Even within the business department there's a hierarchy as well, though: Econ guys are smarter than accounting guys are smarter than finance guys are smarter than management guys are smarter than the drooling morons who major in marketing. A monkey could major in marketing and come up with a way to sell thrown poo and monkey spooge to consumers as a beauty aid. Forgive me if I don't exactly clamor to their intellectual defense.

Computer Science Majors.
"Computer Science" is an insult to the natural world. Furthermore, just because someone is nerdy does not make them intelligent. It may make proof that they've a raging case of Asperger's Syndrome, but intelligent? Nay. Besides choosing a major that will prepare them for the exciting world of having their jobs outsourced to Bangalore, I've never met a computer science major who could talk with any degree of intelligence or wit about anything that isn't a computer program or a Japanese cartoon. They're the most thoroughly awful conversationalists I've ever met, dull and uninteresting in befitting their "awkward nerd" stereotype. They put the "idiot" in "idiot savant."
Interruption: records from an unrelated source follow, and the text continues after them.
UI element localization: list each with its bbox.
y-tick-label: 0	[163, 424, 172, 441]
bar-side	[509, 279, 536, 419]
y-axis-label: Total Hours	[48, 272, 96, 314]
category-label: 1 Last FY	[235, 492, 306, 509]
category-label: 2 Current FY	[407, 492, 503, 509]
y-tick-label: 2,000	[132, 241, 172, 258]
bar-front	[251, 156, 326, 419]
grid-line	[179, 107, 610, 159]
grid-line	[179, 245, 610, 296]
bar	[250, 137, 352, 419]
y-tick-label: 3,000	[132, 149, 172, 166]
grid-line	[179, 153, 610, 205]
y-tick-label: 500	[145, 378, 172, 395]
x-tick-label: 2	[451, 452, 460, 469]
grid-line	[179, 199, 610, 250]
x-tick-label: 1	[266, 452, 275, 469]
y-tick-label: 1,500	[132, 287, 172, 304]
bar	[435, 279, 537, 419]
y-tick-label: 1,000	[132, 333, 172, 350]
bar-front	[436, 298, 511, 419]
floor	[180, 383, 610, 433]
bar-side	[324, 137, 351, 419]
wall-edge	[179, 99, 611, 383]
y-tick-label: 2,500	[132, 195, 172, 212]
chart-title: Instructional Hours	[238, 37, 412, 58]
Gender- and Ethnic-Studies Majors, And Other Bullshit They Made Up So Morons Could Go To College.
You know the types. Earnest, idealistic, more philosophy than sense. Entire academic disciplines have been made up so that drooling retards who nonetheless had mommy and daddy tell them to go to college can be kept away from the people with brains like some sort of zombie quarantine (just without the inevitable "containment has failed! Run for your lives!" sort of George Romero plot twist and without Simon Pegg swinging a cricket bat.) Women's studies, ethnic studies, psychology, sociology, anthropology, "general studies", underwater basket weaving, playing on the football team...these are the people who the liberal arts majors get to boss around at that Starbucks after graduation. I can't condone anyone who borrows tens of thousands of dollars and gets absolutely no useful skills at all, not even the sorts of classical skills that can at the very least send a liberal arts major to law school. Can we just create some way to make these people go directly to mopping the floor at McDonald's?

OK, so I've made massive, broad generalizations here and I'm about guaranteed to have insulted and horribly offended someone in the process, particularly anyone who couldn't find themselves by the third item. But still, I feel a certain obligation as chronicler of my college education to set this stuff to print.


  1. My dad was an English major, and went on to a sucessful career in computer science. I majored in the even more usefull 'Interdisciplinary Humanities with an emphasis in Literature and Theology,' and have only ever been on the recieving side of the Starbucks counter.

    What I'm trying to get at here is that an education that teaches you how to read and think critically is valuable no matter what your career path. Which is probably why your school requires you to take those core humanities classes in the first place.

    That said, the wisdom of "incurring tens of thousands of dollars in debts" is questionable. But I feel like that says more about the need for reform within the educational system than it does about the students themselves.

  2. And lo, someone who was smarter than me back in Wakefield runs circles around me here. Truly, some things never change.

    If I ran the world, there would be more immediate and ready incentive for people to major in the classical humanities rather than shunting them into business classes and saying "go make a career". Then again, if the humanities were highly incentivized, my dumb ass wouldn't be able to make any money, so it's kind of a wash.

    Can we at least agree that there are some truly flaky majors out there?

  3. I don't know how much smarter I am -- I misspelled useful up there.

    But yes: there are some truly flakey majors out there.

  4. The only thing that horribly offends me is that engineers aren't anywhere on the list. There's nothing natural about our science!

    As for computer science majors, one of my favorite memories of college is sitting in Biology recitation and watching the CS majors' heads explode. They'd be so cocky in Calculus class but they just couldn't understand sodium channels.